Cronache

Dj Fabo, il pm si ferma «Cappato non lo aiutò a uccidersi in Svizzera»

Chiesta l'assoluzione dell'esponente radicale: «Dobbiamo fare un importante passo avanti»

Dj Fabo, il pm si ferma «Cappato non lo aiutò a uccidersi in Svizzera»

Milano Un abisso tra il buon senso e la legge, tra il comune sentire e la macchina della giustizia. Arriva la puntata finale del processo a Marco Cappato, radicale, accusato di avere aiutato a uccidersi il disc jockey Fabiano Antonioli. La Procura chiede l'assoluzione di Cappato, e probabilmente non c'è una sola persona nella ressa che riempie la Corte d'assise che non condivida la passione civile e le pause di commozione dei due pubblici ministeri, le invocazioni al diritto alla dignità, le lacrime davanti alle frasi di Fabiano prima di morire: «Questa è una vittoria». Ma poi c'è il codice penale, un articolo purtroppo di una chiarezza senza ombre: dice che Cappato ha commesso un reato, come chiunque «rafforza l'altrui proposito al suicidio, ovvero ne agevola in qualsiasi modo l'esecuzione».

Cappato non rafforzò il proposito di «Dj Fabo», che aveva già deciso di morire, ridotto da un incidente stradale a una larva cieca e dolorante. Ma che ne abbia agevolato il suicidio è indubbio: lo aiuta a scegliere la clinica della «dolce morte», lo porta in auto a destinazione, partecipa alle prove generali del suicidio. Ieri, le pm Sara Arduini e Tiziana Siciliano provano a negare anche questo, a dire che non vi fu un «contributo causale», e che se si condannasse Cappato andrebbe incriminato anche il portinaio che aprì il portone della casa dell'infermo, avviato all'ultimo viaggio. Ma sanno bene che non può essere questa la via d'uscita: e a non volerlo è anche l'imputato, che rivendica con orgoglio di avere aiutato Antonioli a morire, sfidando una legge che considera ingiusta.
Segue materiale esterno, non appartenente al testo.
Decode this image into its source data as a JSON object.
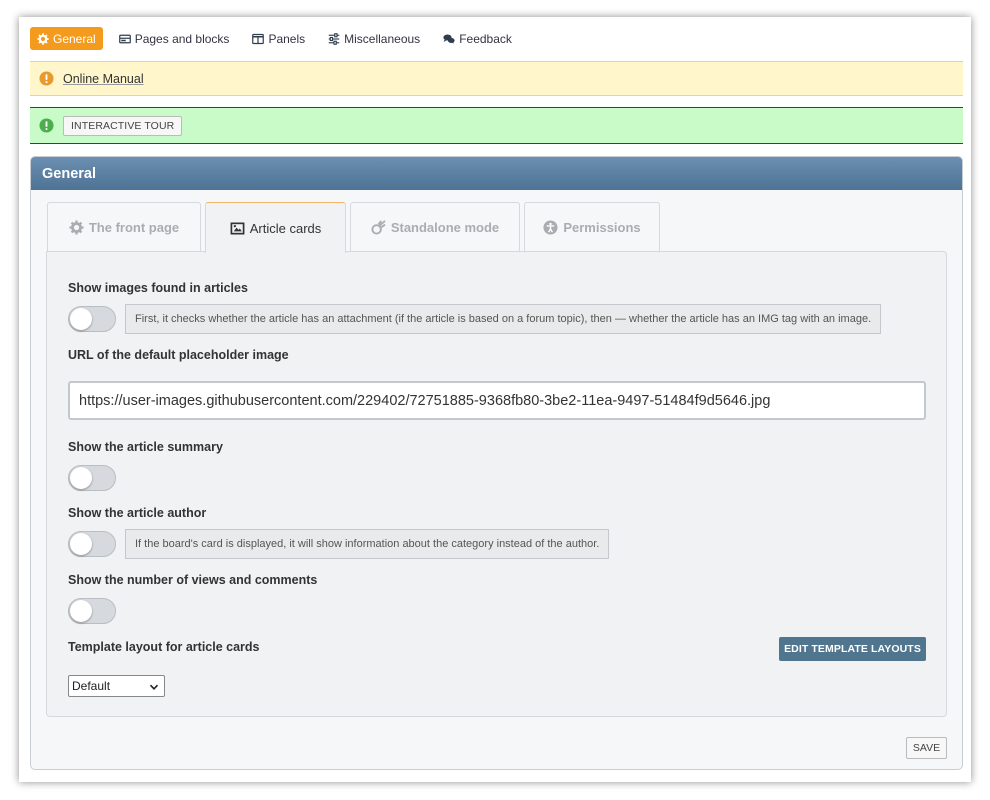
{
  "topnav": {
    "items": [
      {
        "label": "General",
        "icon": "gear-icon",
        "active": true
      },
      {
        "label": "Pages and blocks",
        "icon": "card-icon"
      },
      {
        "label": "Panels",
        "icon": "columns-icon"
      },
      {
        "label": "Miscellaneous",
        "icon": "sliders-icon"
      },
      {
        "label": "Feedback",
        "icon": "comments-icon"
      }
    ]
  },
  "notices": {
    "manual_link": "Online Manual",
    "tour_button": "INTERACTIVE TOUR"
  },
  "panel": {
    "title": "General",
    "tabs": [
      {
        "label": "The front page",
        "icon": "gear-icon"
      },
      {
        "label": "Article cards",
        "icon": "image-icon",
        "active": true
      },
      {
        "label": "Standalone mode",
        "icon": "meteor-icon"
      },
      {
        "label": "Permissions",
        "icon": "accessibility-icon"
      }
    ]
  },
  "settings": {
    "show_images": {
      "label": "Show images found in articles",
      "enabled": false,
      "hint": "First, it checks whether the article has an attachment (if the article is based on a forum topic), then — whether the article has an IMG tag with an image."
    },
    "placeholder_url": {
      "label": "URL of the default placeholder image",
      "value": "https://user-images.githubusercontent.com/229402/72751885-9368fb80-3be2-11ea-9497-51484f9d5646.jpg"
    },
    "show_summary": {
      "label": "Show the article summary",
      "enabled": false
    },
    "show_author": {
      "label": "Show the article author",
      "enabled": false,
      "hint": "If the board's card is displayed, it will show information about the category instead of the author."
    },
    "show_views": {
      "label": "Show the number of views and comments",
      "enabled": false
    },
    "template_layout": {
      "label": "Template layout for article cards",
      "selected": "Default",
      "edit_button": "EDIT TEMPLATE LAYOUTS"
    }
  },
  "save_button": "SAVE",
  "colors": {
    "accent_orange": "#f49a1c",
    "panel_header": "#5a7f9f",
    "notice_yellow": "#fff6cc",
    "notice_green": "#c9fbc9",
    "button_blue": "#50758f"
  }
}
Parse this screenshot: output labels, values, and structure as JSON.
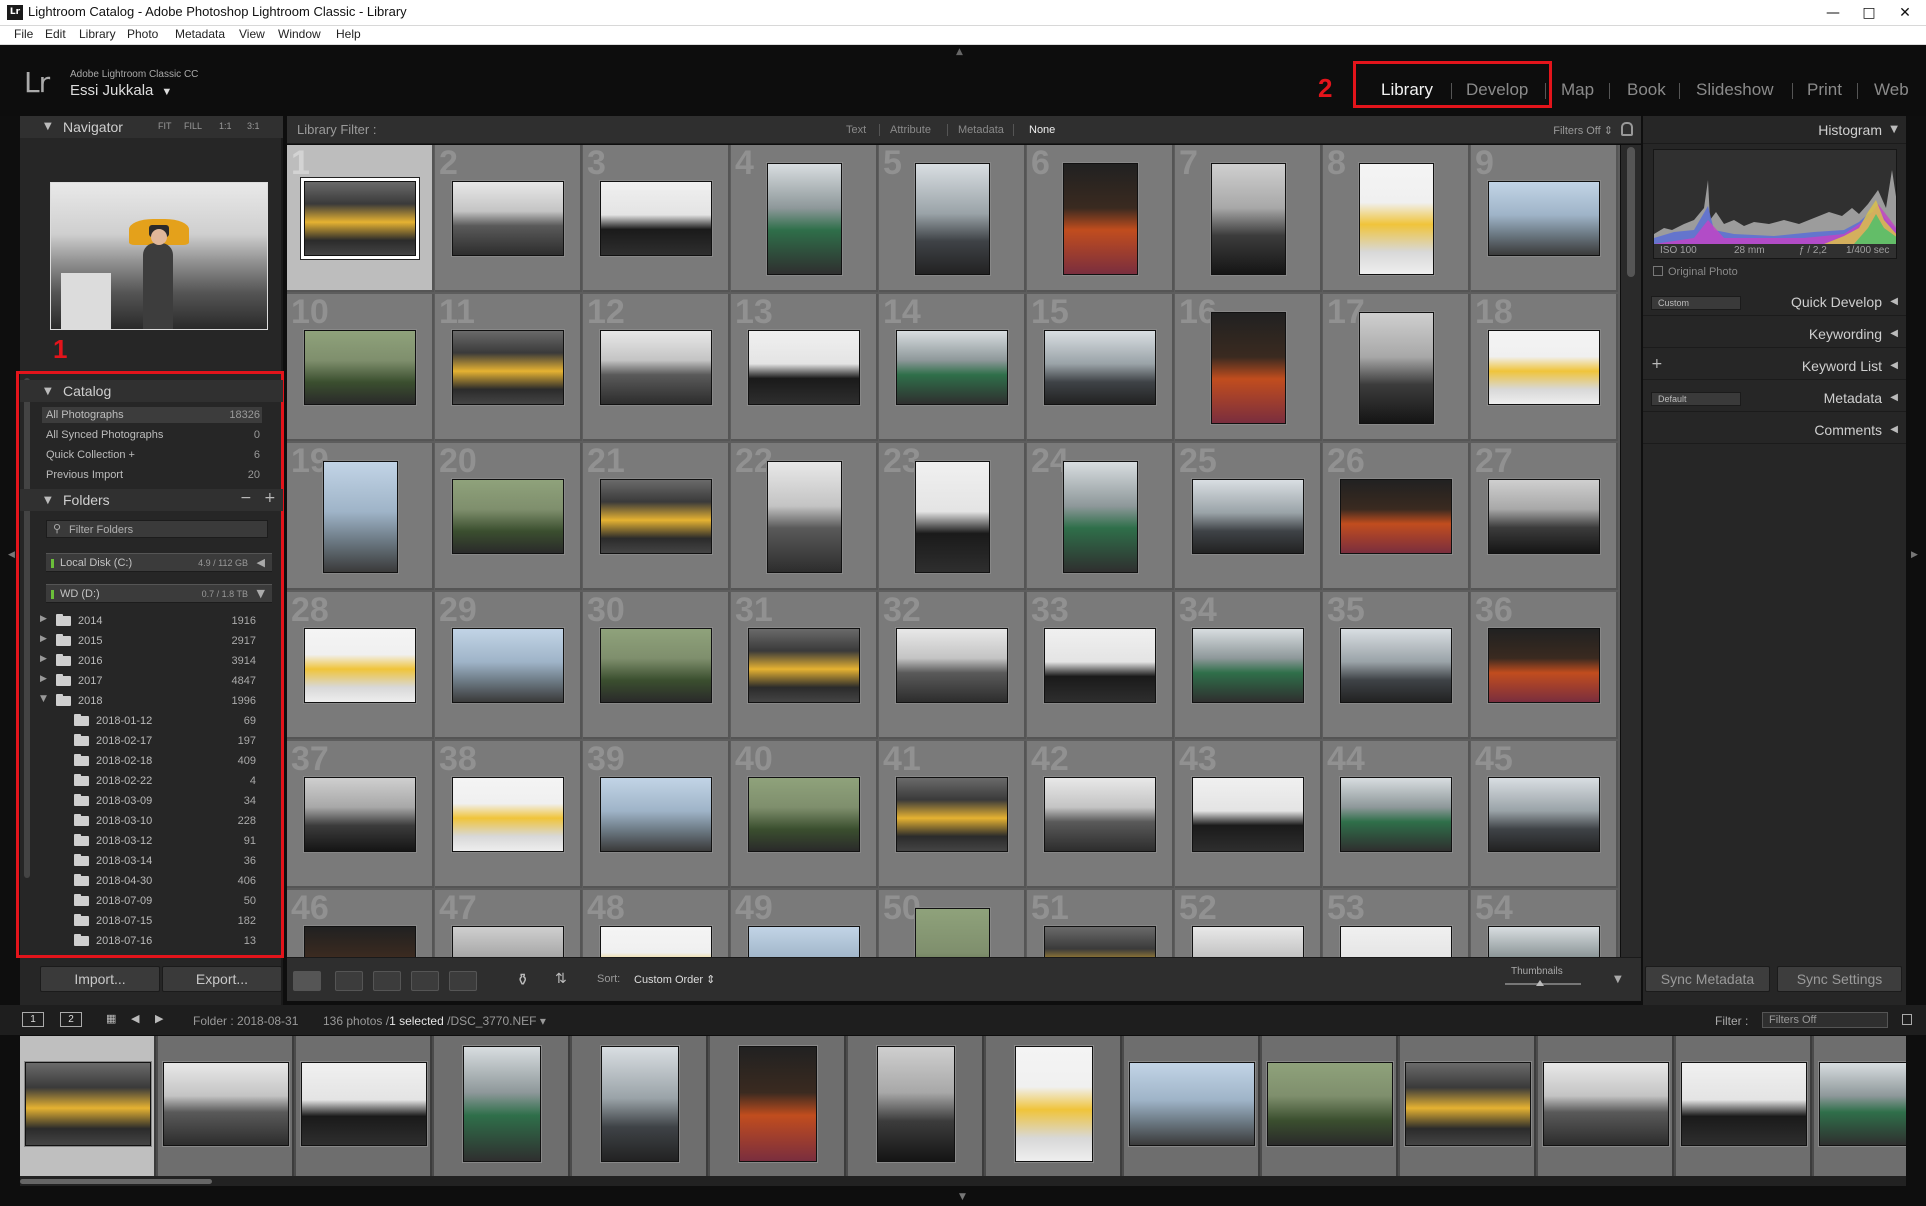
{
  "window": {
    "title": "Lightroom Catalog - Adobe Photoshop Lightroom Classic - Library",
    "app_icon": "Lr",
    "controls": [
      "minimize-icon",
      "maximize-icon",
      "close-icon"
    ]
  },
  "menu": [
    "File",
    "Edit",
    "Library",
    "Photo",
    "Metadata",
    "View",
    "Window",
    "Help"
  ],
  "identity": {
    "logo": "Lr",
    "product": "Adobe Lightroom Classic CC",
    "user": "Essi Jukkala",
    "user_caret": "▼"
  },
  "modules": [
    {
      "label": "Library",
      "active": true
    },
    {
      "label": "Develop",
      "active": false
    },
    {
      "label": "Map",
      "active": false
    },
    {
      "label": "Book",
      "active": false
    },
    {
      "label": "Slideshow",
      "active": false
    },
    {
      "label": "Print",
      "active": false
    },
    {
      "label": "Web",
      "active": false
    }
  ],
  "annotations": {
    "left_marker": "1",
    "top_marker": "2",
    "accent": "#e3141b"
  },
  "navigator": {
    "title": "Navigator",
    "options": [
      "FIT",
      "FILL",
      "1:1",
      "3:1"
    ]
  },
  "catalog": {
    "title": "Catalog",
    "items": [
      {
        "label": "All Photographs",
        "count": "18326",
        "selected": true
      },
      {
        "label": "All Synced Photographs",
        "count": "0",
        "selected": false
      },
      {
        "label": "Quick Collection +",
        "count": "6",
        "selected": false
      },
      {
        "label": "Previous Import",
        "count": "20",
        "selected": false
      }
    ]
  },
  "folders": {
    "title": "Folders",
    "minus": "−",
    "plus": "+",
    "filter_placeholder": "Filter Folders",
    "volumes": [
      {
        "name": "Local Disk (C:)",
        "space": "4.9 / 112 GB",
        "arrow": "◀"
      },
      {
        "name": "WD (D:)",
        "space": "0.7 / 1.8 TB",
        "arrow": "▼"
      }
    ],
    "years": [
      {
        "name": "2014",
        "count": "1916",
        "expanded": false
      },
      {
        "name": "2015",
        "count": "2917",
        "expanded": false
      },
      {
        "name": "2016",
        "count": "3914",
        "expanded": false
      },
      {
        "name": "2017",
        "count": "4847",
        "expanded": false
      },
      {
        "name": "2018",
        "count": "1996",
        "expanded": true
      }
    ],
    "subfolders": [
      {
        "name": "2018-01-12",
        "count": "69"
      },
      {
        "name": "2018-02-17",
        "count": "197"
      },
      {
        "name": "2018-02-18",
        "count": "409"
      },
      {
        "name": "2018-02-22",
        "count": "4"
      },
      {
        "name": "2018-03-09",
        "count": "34"
      },
      {
        "name": "2018-03-10",
        "count": "228"
      },
      {
        "name": "2018-03-12",
        "count": "91"
      },
      {
        "name": "2018-03-14",
        "count": "36"
      },
      {
        "name": "2018-04-30",
        "count": "406"
      },
      {
        "name": "2018-07-09",
        "count": "50"
      },
      {
        "name": "2018-07-15",
        "count": "182"
      },
      {
        "name": "2018-07-16",
        "count": "13"
      }
    ]
  },
  "left_buttons": {
    "import": "Import...",
    "export": "Export..."
  },
  "filter_bar": {
    "label": "Library Filter :",
    "tabs": [
      {
        "label": "Text",
        "active": false
      },
      {
        "label": "Attribute",
        "active": false
      },
      {
        "label": "Metadata",
        "active": false
      },
      {
        "label": "None",
        "active": true
      }
    ],
    "preset": "Filters Off ⇕"
  },
  "grid": {
    "selected_index": 1,
    "cells": [
      {
        "n": "1",
        "o": "l"
      },
      {
        "n": "2",
        "o": "l"
      },
      {
        "n": "3",
        "o": "l"
      },
      {
        "n": "4",
        "o": "p"
      },
      {
        "n": "5",
        "o": "p"
      },
      {
        "n": "6",
        "o": "p"
      },
      {
        "n": "7",
        "o": "p"
      },
      {
        "n": "8",
        "o": "p"
      },
      {
        "n": "9",
        "o": "l"
      },
      {
        "n": "10",
        "o": "l"
      },
      {
        "n": "11",
        "o": "l"
      },
      {
        "n": "12",
        "o": "l"
      },
      {
        "n": "13",
        "o": "l"
      },
      {
        "n": "14",
        "o": "l"
      },
      {
        "n": "15",
        "o": "l"
      },
      {
        "n": "16",
        "o": "p"
      },
      {
        "n": "17",
        "o": "p"
      },
      {
        "n": "18",
        "o": "l"
      },
      {
        "n": "19",
        "o": "p"
      },
      {
        "n": "20",
        "o": "l"
      },
      {
        "n": "21",
        "o": "l"
      },
      {
        "n": "22",
        "o": "p"
      },
      {
        "n": "23",
        "o": "p"
      },
      {
        "n": "24",
        "o": "p"
      },
      {
        "n": "25",
        "o": "l"
      },
      {
        "n": "26",
        "o": "l"
      },
      {
        "n": "27",
        "o": "l"
      },
      {
        "n": "28",
        "o": "l"
      },
      {
        "n": "29",
        "o": "l"
      },
      {
        "n": "30",
        "o": "l"
      },
      {
        "n": "31",
        "o": "l"
      },
      {
        "n": "32",
        "o": "l"
      },
      {
        "n": "33",
        "o": "l"
      },
      {
        "n": "34",
        "o": "l"
      },
      {
        "n": "35",
        "o": "l"
      },
      {
        "n": "36",
        "o": "l"
      },
      {
        "n": "37",
        "o": "l"
      },
      {
        "n": "38",
        "o": "l"
      },
      {
        "n": "39",
        "o": "l"
      },
      {
        "n": "40",
        "o": "l"
      },
      {
        "n": "41",
        "o": "l"
      },
      {
        "n": "42",
        "o": "l"
      },
      {
        "n": "43",
        "o": "l"
      },
      {
        "n": "44",
        "o": "l"
      },
      {
        "n": "45",
        "o": "l"
      },
      {
        "n": "46",
        "o": "l"
      },
      {
        "n": "47",
        "o": "l"
      },
      {
        "n": "48",
        "o": "l"
      },
      {
        "n": "49",
        "o": "l"
      },
      {
        "n": "50",
        "o": "p"
      },
      {
        "n": "51",
        "o": "l"
      },
      {
        "n": "52",
        "o": "l"
      },
      {
        "n": "53",
        "o": "l"
      },
      {
        "n": "54",
        "o": "l"
      }
    ]
  },
  "toolbar": {
    "sort_label": "Sort:",
    "sort_value": "Custom Order ⇕",
    "thumbnails_label": "Thumbnails",
    "dropdown": "▼"
  },
  "right_panel": {
    "histogram": {
      "title": "Histogram",
      "iso": "ISO 100",
      "focal": "28 mm",
      "aperture": "ƒ / 2,2",
      "shutter": "1/400 sec"
    },
    "original_photo": "Original Photo",
    "sections": [
      {
        "title": "Quick Develop",
        "dropdown": "Custom"
      },
      {
        "title": "Keywording"
      },
      {
        "title": "Keyword List",
        "plus": "+"
      },
      {
        "title": "Metadata",
        "dropdown": "Default"
      },
      {
        "title": "Comments"
      }
    ],
    "sync_metadata": "Sync Metadata",
    "sync_settings": "Sync Settings"
  },
  "filmstrip_bar": {
    "monitor1": "1",
    "monitor2": "2",
    "folder": "Folder : 2018-08-31",
    "count_prefix": "136 photos /",
    "count_selected": "1 selected",
    "count_path": "/DSC_3770.NEF ▾",
    "filter_label": "Filter :",
    "filter_value": "Filters Off"
  },
  "filmstrip": {
    "selected_index": 1,
    "frames": [
      "l",
      "l",
      "l",
      "p",
      "p",
      "p",
      "p",
      "p",
      "l",
      "l",
      "l",
      "l",
      "l",
      "l"
    ]
  }
}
Così la Procura affronta il tema del diritto al suicidio, del trattamento dei malati terminali, della morte dignitosa. Dj Fabo, spiegano le pm, in base alla legge italiana avrebbe potuto rifiutare le cure: sarebbe morto, certo, ma «il trattamento inumano avrebbe avuto come vittime la mamma e la fidanzata, che dovevano assistere passivamente alla lenta, rantolante agonia del loro congiunto. Una morte che getta nella disperazione quelli che amiamo è una morte dignitosa?».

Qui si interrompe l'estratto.